Und dann gelange ich zur Laguna Chungara, die auf 4'500 Meter liegt. Mit dem dahinter liegenden Vulkan Parinacota ist sie das Highlight des Nationalparks und zieht normalerweise tausende von Besuchern jedes Jahr an.

 

Von diesen ist heute niemand da und ich bin auf jedem Aussichtspunkt entlang der Lagune allein, was ich natürlich geniesse.

 

Durch das frühe Losfahren habe ich viel Zeit und bleibe über eine Stunde bei der Lagune und bestaune die Landschaft.

 

Einige Kilometer nach der Laguna ist die Grenze zwischen Chile und Bolivien. Ich passiere zuerst den Chilenischen Zoll, wo lediglich die Ausreise aus Bolivien und Einreise nach Chile abgefertigt wird.

 

Ich muss noch einige Kilometer weiterfahren und dabei dutzende von Lastwagen überholen, bis ich am Zollgebäude für die Ausreise aus Chile und Einreise nach Bolivien ankomme.

 

Als ich am Zollgebäude anhalte, winkt mir ein Grenzwächter zu und sagt mir, dass ich mein Motorrad bei ihm abstellen kann. Schöner Service.

 

Im Zollgebäude ist weniger los, als ich befürchtet habe und nachdem ich den Laufzettel, auf welchem jeder Schalter seinen Stempel draufknallt als Bezeugung, dass ich dort war, erfolgen bereits die Ausreiseformalitäten für Chile.

 

Fünf Minuten später stempelt mich die bolivianische Zollbeamtin bereits in ihrem Land ein und schickt mich zum Schalter für die temporäre Einfuhr meiner Honda.

 

Auch hier ist sofort eine Beamtin zur Stelle und will mit mir die Honda besichtigen. Wir gehen raus und sie kontrolliert die Rahmennummer und mein Kennzeichen.

 

Beim Zurückgehen frage ich sie, ob ich eine Genehmigung für 90 Tage bekommen kann. Sie nickt und zehn Minuten später starte ich bereits wieder den Motor und bewege mich zum Tor, wo ich den Laufzettel abgeben muss.

 

Das war mit Abstand die bisher schnellste Zollabfertigung.

 

Ohne Geld bekommt man bekanntlich nichts, weshalb ich bei den Häuser nach dem Zoll anhalte und frage, ob ich irgendwo Geld wechseln kann.

 

Auch das verläuft ohne Probleme und ich kann US$ 100.00 in Bolivanos umtauschen und erst noch zu einem guten Kurs.

 

Wieder auf der Honda zieht mich sogleich der Vulkan Sajama in seinen Bann.

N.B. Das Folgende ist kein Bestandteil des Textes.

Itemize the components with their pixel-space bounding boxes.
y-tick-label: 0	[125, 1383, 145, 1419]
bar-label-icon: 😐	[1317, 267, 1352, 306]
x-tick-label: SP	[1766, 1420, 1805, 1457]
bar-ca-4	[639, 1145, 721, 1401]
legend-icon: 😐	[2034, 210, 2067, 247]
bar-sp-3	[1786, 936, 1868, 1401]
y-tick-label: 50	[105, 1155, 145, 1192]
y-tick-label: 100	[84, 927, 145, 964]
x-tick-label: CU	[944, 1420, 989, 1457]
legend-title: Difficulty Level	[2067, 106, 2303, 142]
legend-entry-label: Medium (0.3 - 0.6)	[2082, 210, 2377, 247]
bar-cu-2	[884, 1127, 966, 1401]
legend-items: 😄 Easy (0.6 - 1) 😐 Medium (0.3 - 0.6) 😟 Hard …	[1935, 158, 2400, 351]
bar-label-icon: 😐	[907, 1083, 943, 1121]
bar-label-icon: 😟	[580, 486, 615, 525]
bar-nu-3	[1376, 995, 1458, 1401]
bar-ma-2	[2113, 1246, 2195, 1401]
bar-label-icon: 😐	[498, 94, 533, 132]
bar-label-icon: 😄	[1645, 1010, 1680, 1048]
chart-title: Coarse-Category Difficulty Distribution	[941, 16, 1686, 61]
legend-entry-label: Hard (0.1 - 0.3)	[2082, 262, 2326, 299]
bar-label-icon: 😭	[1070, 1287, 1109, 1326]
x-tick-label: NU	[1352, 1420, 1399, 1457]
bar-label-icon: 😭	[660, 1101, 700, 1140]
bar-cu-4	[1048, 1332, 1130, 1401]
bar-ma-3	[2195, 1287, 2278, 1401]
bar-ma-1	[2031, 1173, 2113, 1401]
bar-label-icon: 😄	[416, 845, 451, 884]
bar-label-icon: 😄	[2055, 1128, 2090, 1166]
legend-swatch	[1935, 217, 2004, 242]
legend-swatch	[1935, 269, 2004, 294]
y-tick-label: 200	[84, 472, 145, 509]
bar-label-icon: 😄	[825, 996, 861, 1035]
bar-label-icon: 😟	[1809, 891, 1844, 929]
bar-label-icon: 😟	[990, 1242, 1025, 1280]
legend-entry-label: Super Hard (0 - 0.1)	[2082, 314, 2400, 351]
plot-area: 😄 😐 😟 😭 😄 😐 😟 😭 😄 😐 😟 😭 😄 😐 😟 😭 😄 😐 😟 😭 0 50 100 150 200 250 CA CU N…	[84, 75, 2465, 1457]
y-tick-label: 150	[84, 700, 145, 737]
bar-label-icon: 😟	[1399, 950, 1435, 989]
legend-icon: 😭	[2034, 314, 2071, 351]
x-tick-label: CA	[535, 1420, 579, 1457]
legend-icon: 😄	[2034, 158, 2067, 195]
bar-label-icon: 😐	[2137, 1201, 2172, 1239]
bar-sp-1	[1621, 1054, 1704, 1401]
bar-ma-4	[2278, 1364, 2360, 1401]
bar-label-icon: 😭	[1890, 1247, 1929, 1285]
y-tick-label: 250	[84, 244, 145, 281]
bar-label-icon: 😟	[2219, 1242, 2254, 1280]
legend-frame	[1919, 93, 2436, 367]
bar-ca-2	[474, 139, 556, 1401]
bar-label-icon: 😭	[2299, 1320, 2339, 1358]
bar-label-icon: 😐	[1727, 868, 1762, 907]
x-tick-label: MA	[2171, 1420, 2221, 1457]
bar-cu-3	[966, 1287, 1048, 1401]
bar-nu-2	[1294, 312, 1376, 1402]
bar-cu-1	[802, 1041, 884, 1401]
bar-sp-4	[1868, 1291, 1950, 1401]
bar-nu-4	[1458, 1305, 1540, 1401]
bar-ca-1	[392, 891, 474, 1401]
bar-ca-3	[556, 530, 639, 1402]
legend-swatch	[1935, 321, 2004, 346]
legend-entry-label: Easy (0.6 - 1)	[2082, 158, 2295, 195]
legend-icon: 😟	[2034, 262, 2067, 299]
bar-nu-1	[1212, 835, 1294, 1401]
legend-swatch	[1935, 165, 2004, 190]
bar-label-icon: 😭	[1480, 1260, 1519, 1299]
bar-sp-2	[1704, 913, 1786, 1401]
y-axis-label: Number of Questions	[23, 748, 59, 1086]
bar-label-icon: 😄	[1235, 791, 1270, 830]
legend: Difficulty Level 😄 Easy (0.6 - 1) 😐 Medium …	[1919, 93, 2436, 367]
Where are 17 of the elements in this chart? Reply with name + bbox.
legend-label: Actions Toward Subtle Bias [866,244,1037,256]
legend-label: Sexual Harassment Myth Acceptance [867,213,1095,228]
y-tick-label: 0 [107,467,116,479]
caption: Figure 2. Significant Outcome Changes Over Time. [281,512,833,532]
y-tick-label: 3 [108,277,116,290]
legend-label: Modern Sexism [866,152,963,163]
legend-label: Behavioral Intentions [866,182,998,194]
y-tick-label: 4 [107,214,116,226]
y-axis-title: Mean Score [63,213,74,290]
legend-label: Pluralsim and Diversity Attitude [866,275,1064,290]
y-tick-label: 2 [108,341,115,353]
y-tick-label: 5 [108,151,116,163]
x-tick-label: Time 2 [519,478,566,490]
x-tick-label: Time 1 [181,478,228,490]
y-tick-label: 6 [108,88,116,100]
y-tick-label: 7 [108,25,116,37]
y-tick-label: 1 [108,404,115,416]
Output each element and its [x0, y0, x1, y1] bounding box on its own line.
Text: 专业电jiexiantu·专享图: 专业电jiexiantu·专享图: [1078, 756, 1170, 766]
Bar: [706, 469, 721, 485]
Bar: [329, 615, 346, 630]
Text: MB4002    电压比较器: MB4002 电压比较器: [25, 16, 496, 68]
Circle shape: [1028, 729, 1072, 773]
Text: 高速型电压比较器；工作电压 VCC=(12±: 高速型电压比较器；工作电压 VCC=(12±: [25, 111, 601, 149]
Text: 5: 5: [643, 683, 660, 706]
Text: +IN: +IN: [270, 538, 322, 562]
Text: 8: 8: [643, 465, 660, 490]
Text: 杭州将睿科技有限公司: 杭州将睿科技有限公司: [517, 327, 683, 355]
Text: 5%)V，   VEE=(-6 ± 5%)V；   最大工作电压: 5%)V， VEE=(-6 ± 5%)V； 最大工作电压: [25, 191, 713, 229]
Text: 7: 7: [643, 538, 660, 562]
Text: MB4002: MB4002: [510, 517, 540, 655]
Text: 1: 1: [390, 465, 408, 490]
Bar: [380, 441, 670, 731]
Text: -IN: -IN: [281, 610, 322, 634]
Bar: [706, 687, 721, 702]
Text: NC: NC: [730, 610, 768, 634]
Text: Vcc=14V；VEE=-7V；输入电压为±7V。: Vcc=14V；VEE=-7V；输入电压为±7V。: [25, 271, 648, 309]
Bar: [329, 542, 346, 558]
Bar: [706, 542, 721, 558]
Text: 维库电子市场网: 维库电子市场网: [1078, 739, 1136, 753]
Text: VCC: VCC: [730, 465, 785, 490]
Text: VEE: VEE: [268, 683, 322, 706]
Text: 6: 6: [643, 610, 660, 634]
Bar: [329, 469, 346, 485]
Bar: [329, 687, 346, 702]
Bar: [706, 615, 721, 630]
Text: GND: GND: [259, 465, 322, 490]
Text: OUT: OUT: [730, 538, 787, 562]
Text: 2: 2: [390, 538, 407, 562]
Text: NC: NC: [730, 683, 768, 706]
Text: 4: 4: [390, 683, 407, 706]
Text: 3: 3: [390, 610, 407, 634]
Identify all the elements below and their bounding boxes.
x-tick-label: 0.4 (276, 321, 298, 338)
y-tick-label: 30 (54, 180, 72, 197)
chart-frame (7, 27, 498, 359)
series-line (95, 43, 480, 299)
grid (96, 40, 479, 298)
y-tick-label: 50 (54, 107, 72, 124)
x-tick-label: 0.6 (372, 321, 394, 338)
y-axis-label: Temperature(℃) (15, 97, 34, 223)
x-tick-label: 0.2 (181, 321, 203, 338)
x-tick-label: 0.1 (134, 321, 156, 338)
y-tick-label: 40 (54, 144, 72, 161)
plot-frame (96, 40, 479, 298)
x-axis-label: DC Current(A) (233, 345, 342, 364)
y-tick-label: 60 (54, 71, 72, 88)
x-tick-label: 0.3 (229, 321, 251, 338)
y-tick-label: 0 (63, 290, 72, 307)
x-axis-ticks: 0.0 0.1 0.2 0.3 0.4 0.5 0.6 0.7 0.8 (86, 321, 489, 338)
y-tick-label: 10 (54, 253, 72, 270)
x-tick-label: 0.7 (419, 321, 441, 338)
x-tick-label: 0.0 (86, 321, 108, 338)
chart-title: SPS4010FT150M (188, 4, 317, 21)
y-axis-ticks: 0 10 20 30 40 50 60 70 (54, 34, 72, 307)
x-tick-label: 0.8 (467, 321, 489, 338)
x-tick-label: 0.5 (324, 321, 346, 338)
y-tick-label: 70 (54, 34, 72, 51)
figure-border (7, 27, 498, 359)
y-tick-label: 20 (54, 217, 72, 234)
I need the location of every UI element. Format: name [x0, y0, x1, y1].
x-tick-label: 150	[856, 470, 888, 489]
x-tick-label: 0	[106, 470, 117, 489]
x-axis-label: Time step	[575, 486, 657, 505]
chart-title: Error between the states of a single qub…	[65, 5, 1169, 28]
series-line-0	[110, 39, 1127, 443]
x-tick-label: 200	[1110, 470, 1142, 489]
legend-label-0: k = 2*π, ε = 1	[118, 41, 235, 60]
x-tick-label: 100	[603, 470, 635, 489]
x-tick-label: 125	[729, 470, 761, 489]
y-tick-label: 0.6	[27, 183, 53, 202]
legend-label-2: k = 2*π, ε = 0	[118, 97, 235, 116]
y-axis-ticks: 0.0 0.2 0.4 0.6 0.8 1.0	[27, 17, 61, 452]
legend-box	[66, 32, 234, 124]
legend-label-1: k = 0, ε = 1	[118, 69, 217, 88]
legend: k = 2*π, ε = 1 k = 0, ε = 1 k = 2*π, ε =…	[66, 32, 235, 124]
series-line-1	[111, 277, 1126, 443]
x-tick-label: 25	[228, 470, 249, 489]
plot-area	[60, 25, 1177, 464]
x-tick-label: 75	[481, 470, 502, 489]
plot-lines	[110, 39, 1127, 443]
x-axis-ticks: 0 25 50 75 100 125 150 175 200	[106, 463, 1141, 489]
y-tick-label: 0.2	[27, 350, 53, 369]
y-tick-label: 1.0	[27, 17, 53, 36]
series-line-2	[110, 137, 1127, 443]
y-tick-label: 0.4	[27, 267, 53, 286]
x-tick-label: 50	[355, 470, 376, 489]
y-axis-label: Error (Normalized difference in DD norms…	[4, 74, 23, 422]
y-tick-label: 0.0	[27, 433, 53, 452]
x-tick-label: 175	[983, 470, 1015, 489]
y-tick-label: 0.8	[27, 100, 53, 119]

Er ist mit seinen 6'500 Metern der höchste Berg von Bolivien.

 

Er thront im gleichnamigen Nationalpark und wird mich die nächsten 100km im Rückspiegel begleiten.

 

In Patacamay, der ersten grösseren Ortschaft nach der Grenze halte ich bei der Tankstelle für Benzinnachschub. 

 

In Bolivien wird das Benzin stark subventioniert und der Liter Treibstoff kostet lediglich 50 Rappen. In den letzten Jahren ist dadurch ein Benzintourismus aus Argentinien, Chile und Peru entstanden, wo das Benzin viel teurer ist.

 

Die bolivianische Regierung beschloss deshalb, dass für ausländische Fahrzeuge der Benzinpreis bei CHF 1.50 liegt.

 

Das wäre problemlos umsetzbar, wenn da nicht die bürokratischen Hürden für die Tankwarte wäre.

 

Sie müssen nämlich für den Verkauf an Touristen extra Daten im System erfassen, was viele nicht gerne machen.

 

Es kann daher passieren, dass die Mitarbeitenden sagen, sie hätten kein Benzin oder das System funktioniere nicht, weil sie keine Lust auf den Bürokram haben.

 

Es gibt aber ein paar Tricks, wie man anscheinend immer Benzin bekommt und erst noch zu einem günstigeren Preis.

 

Entweder stellt man sich mit einem Benzinkanister an, weshalb dann kein Fahrzeug mit ausländischer Nummer da ist oder erwähnt, dass man kein Quittung will, wodurch die Tankwarte nichts im System erfassen müssen.

 

Mit diesem Wissen stelle ich mich mit meiner Benzinblase an. Die Tankwartin fragt mich nach meinen Papieren, worauf ich einfach antworte, dass ich lediglich 5 Liter Benzin brauche.

 

Sie nickt, füllt mir die 5 Liter rein und verlangt 30 Bolivanos dafür. Pro Liter also 6 BOL. Für mich 3 BOL billiger und für die Tankwartin 3 BOL pro Liter, die sie in die eigene Tasche stecken kann, da für das System der Verkauf meines Benzins wie für Einheimischen erfasst ist.

 

So wird in Bolivien das Tanken interessant, da ich nie weiss, wie es laufen wird.

 

Danach sause ich auf einer recht gut ausgebauten Hauptverkehrsachse in Richtung La Paz.

 

Unterbrochen wird meine Fahrt lediglich durch Check-Points der Polizei und Zahlstellen für die Strassen Nutzung.

 

Bei beiden werde ich als Motorradfahrer jedoch ohne Fragen oder Gebühr durchgewunken.

 

Je näher ich der Stadt komme, je dichter und chaotischer wird der Verkehr. Vor allem auf die Minibusse, die ohne Vorwarnung auf der rechten Spur anhalten und losfahren, muss ich aufpassen.

 

Mein Hotel liegt im 500 Meter tieferen Talkessel, weshalb meine Strecke über steile, kurvenreiche Strassen und grossartigen Ausblicke auf La Paz in die Tiefe führt.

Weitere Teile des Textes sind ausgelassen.